Enrichment was calculated for genes from ASD datasets in up- and downregulated genes (FDR < 0.05) for each microexon exclusion directed by dCasRx-RBM25, or for clonal line deletion of the Gfra1 microexon. Odds ratios were calculated by Fisher’s exact test and p values were adjusted by Benjamini-Hochberg correction.

Bulk RNA-seq differential gene expression analysis

Clonal cell lines harboring Gfra1 microexon deletions, or simultaneously prepared clonal cell lines without genetic perturbation, were differentiated into neurons in vitro (as above), RNA was extracted at DIV7, and RNA-seq was performed (see RT-PCR and RNA-seq methods above). For dCasRx-RBM25 lines, cell lines expressing microexon inclusion or exclusion gRNAs were differentiated into neurons in vitro and RNA from two biological replicates for mESCs or DIV7 neurons was collected and RNA-seq performed.
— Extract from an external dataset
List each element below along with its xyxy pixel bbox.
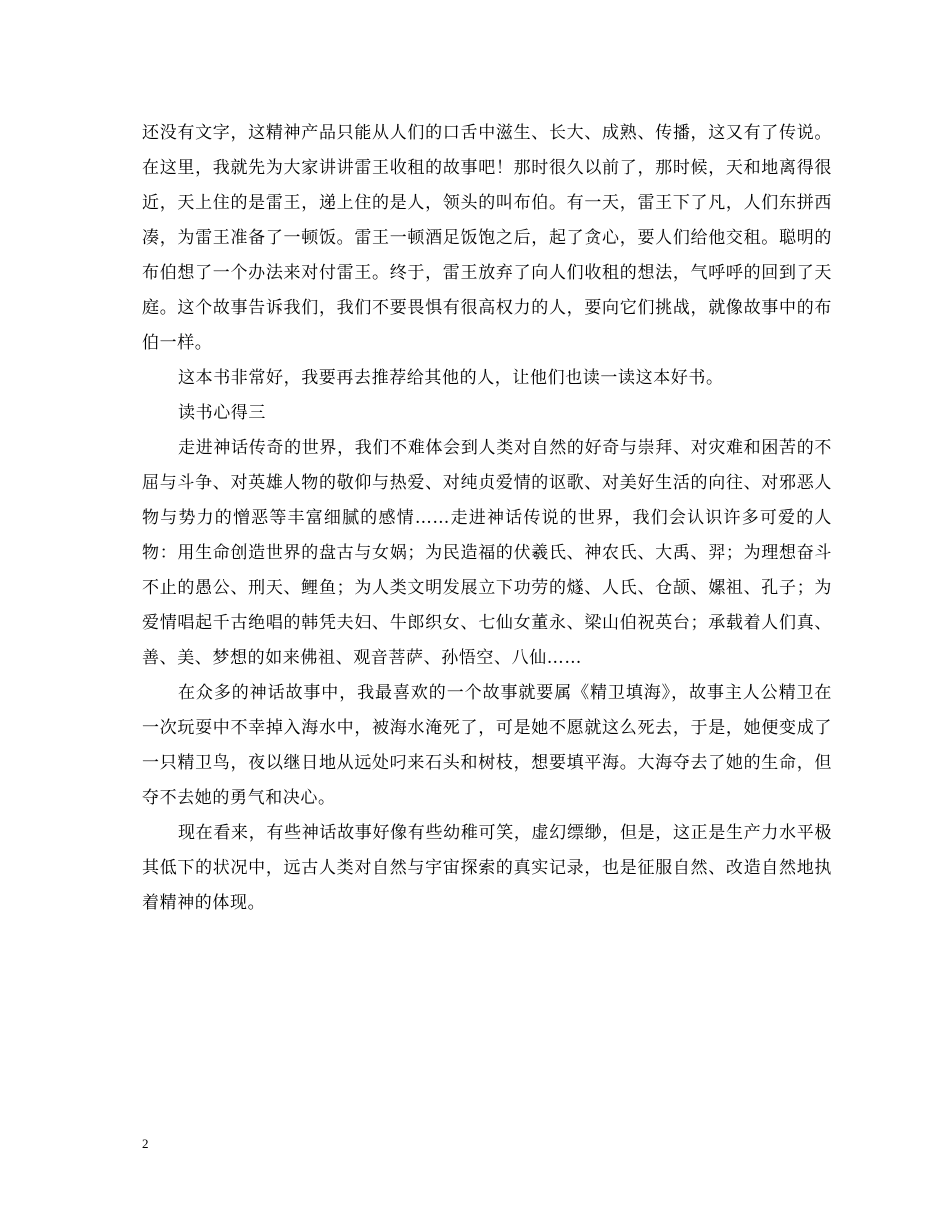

Gene-level quantification was performed with Salmon (v1.10.3)112. Differentially expressed genes were calculated with the quasi-likelihood F-test in edgeR (v3.38.4) comparing Gfra1ΔMIC/ΔMIC lines with wild type clones or samples expressing microexon exclusion guides compared to microexon inclusion guides for dCasRx-RBM25 lines.

PPI network analyses

We used the STRING database (v12.0) to identify potential physical interactions among 145 mouse proteins that contain neuronal microexons exhibiting switch-like inclusion both in vivo and in vitro during neurogenesis (see Microexon-targeting library design). To construct the interaction network, we included all detected protein-protein interactions with at least medium confidence (score ≥ 0.4). We then clustered the network using the Markov Cluster Algorithm (MCL) implemented in Cytoscape, applying a granularity parameter of 2 to balance cluster specificity and connectivity. We performed functional enrichment analysis on each cluster using STRING.

Microexon quantification from PsychENCODE

We quantified inclusion levels of microexons from RNA-seq collected from human brain samples available through PsychENCODE69. Microexon quantification of BrainGVEX bulk RNA-seq samples data was performed using MicroExonator31 with the following parameters: filter_mode = “unbiased”, use_corrected_PSI = True, min_PSI = 0.1, and min_reads_PSI = 5. Novel microexon discovery was skipped (skip_discovery = True), and quantification was limited to microexons annotated in VastDB3. Microexon inclusion levels were aggregated by primary diagnosis, and statistical comparisons were performed using the two-sided Wilcoxon rank sum test.